Am Vormittag des Konzerts singt der Chor des Markus-Domes in der Basilika Santa Agata Maggiore in einer Messe – eine Ahnung von dem, wofür der Komponist sein Sakralmusik geschrieben, wie weit aber auch er sie über ihr Genregrenzen getrieben hat. Monteverdis Musik ist ein Beispiel dafür, dass es in der Kunst des Westens (wie im Leben der bürgerlichen Zivilisation) zumindest im Ideal nicht braucht, was das „postkoloniale Modewort des unlearning“ (Kolja Reichert in der FAZ 9. Juni) meint, sondern das Gegenteil. „Verlernen ist noch schlimmer als Lernen“ (Reichert) – es ist in Ravenna spannend zu lernen, wie westliche Kunst und die Universalität der Ideale, die sie tragen, immer wieder neu zu entdecken sind. Und dass sie das Potenzial dafür haben.
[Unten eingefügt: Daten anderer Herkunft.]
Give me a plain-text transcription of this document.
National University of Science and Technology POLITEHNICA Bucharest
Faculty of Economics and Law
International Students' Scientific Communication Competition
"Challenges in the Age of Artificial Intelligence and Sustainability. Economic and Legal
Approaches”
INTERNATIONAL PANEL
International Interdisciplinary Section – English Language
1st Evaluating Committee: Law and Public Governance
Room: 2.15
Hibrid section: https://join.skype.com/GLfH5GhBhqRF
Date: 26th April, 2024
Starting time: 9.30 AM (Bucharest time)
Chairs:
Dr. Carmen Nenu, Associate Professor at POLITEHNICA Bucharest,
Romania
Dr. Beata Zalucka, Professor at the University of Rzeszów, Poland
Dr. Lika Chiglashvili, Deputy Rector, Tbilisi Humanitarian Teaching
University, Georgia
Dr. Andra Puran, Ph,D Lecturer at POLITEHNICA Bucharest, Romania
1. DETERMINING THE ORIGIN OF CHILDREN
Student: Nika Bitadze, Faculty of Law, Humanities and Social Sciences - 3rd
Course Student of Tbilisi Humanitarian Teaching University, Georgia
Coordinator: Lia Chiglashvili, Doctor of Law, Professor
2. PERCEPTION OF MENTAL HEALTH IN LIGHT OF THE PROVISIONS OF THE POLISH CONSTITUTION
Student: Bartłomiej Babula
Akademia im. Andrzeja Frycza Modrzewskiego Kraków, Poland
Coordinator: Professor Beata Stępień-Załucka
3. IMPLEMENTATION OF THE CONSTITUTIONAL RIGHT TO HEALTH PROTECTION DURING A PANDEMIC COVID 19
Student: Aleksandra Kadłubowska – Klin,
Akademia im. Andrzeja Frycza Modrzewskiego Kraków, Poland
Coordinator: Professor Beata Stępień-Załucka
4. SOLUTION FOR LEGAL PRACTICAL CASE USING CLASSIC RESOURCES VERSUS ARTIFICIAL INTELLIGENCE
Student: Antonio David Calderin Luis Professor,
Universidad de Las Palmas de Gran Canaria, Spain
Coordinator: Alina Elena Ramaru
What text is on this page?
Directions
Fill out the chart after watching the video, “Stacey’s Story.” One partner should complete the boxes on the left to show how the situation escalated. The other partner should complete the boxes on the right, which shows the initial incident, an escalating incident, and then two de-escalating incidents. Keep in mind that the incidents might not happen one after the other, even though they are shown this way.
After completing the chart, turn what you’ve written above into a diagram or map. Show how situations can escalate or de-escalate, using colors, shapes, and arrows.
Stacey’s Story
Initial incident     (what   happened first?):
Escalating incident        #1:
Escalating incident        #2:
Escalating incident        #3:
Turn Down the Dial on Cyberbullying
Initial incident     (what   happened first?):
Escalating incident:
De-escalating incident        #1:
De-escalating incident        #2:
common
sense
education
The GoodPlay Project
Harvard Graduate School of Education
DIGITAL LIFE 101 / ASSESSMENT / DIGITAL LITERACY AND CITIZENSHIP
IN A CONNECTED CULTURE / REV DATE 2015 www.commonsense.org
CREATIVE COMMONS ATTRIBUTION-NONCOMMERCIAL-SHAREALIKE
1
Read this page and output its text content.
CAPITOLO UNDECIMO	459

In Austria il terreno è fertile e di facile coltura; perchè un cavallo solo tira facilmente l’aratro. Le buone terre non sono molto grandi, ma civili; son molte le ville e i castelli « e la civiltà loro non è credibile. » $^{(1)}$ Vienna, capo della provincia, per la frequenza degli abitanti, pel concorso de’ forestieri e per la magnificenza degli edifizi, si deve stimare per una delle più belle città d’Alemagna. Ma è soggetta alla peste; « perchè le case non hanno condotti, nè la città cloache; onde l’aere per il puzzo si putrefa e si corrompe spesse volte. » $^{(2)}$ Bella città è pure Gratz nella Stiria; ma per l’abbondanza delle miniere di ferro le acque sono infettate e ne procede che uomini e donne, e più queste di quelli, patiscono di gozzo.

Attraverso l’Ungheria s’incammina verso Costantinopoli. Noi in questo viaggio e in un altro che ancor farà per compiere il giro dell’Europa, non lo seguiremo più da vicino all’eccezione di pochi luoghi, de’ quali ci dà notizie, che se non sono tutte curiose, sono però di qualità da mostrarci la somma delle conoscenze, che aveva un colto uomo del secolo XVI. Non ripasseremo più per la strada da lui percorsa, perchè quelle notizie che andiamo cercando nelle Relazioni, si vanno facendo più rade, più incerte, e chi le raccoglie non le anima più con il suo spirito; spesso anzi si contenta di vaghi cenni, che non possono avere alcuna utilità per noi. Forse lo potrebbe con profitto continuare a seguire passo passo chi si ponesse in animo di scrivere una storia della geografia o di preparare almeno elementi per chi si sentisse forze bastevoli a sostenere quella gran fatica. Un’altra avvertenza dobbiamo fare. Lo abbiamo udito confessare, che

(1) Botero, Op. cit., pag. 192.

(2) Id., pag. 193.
Im Blick vom Neuen aufs Alte und umgekehrt steht die Musik Monteverdis paradigmatisch für das Programm des Ravenna-Festivals in der zweiten Juni-Woche. Motette und Madrigal: auch in dem polyphonen Aufbau ist das Programm des Festivals der Musik der Zeit Monteverdis durchaus vergleichbar. Die programmatischen Fäden des Ravenna-Festivals entsprechen den Stimmen und dem polyphonen Aufbau dieser alten Musik. Musik, Tanz, Alt, Neu, Macht, Kunst, Himmel, Hölle, Macht, Unterdrückung, Renaissance, Gegenwart Europa, Indien – jedes Konzert, jede Aufführung, jede Ausstellung des Festivals ist mit mindesten einem anderen über einen dieser Themenstränge verbunden, ergänzend, erweiternd oder kontrastiv. Ein Stimmengeflecht. Den Cantus firmus dieser Motette bilden die Stadtorte, an denen die Kunst stattfindet: das Grab Dantes, das Teatro Rasi, die frühchristliche Basilika San Vitale mit ihren Mosaiken unter gotischer Herrschaft begonnenen und vollendet, als Ravenna zweite Kapitale des byzantinischen Reiches war. Auch ein heute profaner Ort wie die Chiostro Biblioteca Classense ist Teil dieser Grundtöne einer Festival-Musik, wo eine Ausstellung „L'Inferno degli Italiani“ im Kellergewölbe malerische und zeichnerische Auseinandersetzungen mit Dantes Werk präsentiert. Im Museum des Centro Dantesco, ebenfalls ein Kloster, findet sich skulpturales Pendant neben einigen Artefakten aus dem Kontext von Dantes Leben in Ravenna.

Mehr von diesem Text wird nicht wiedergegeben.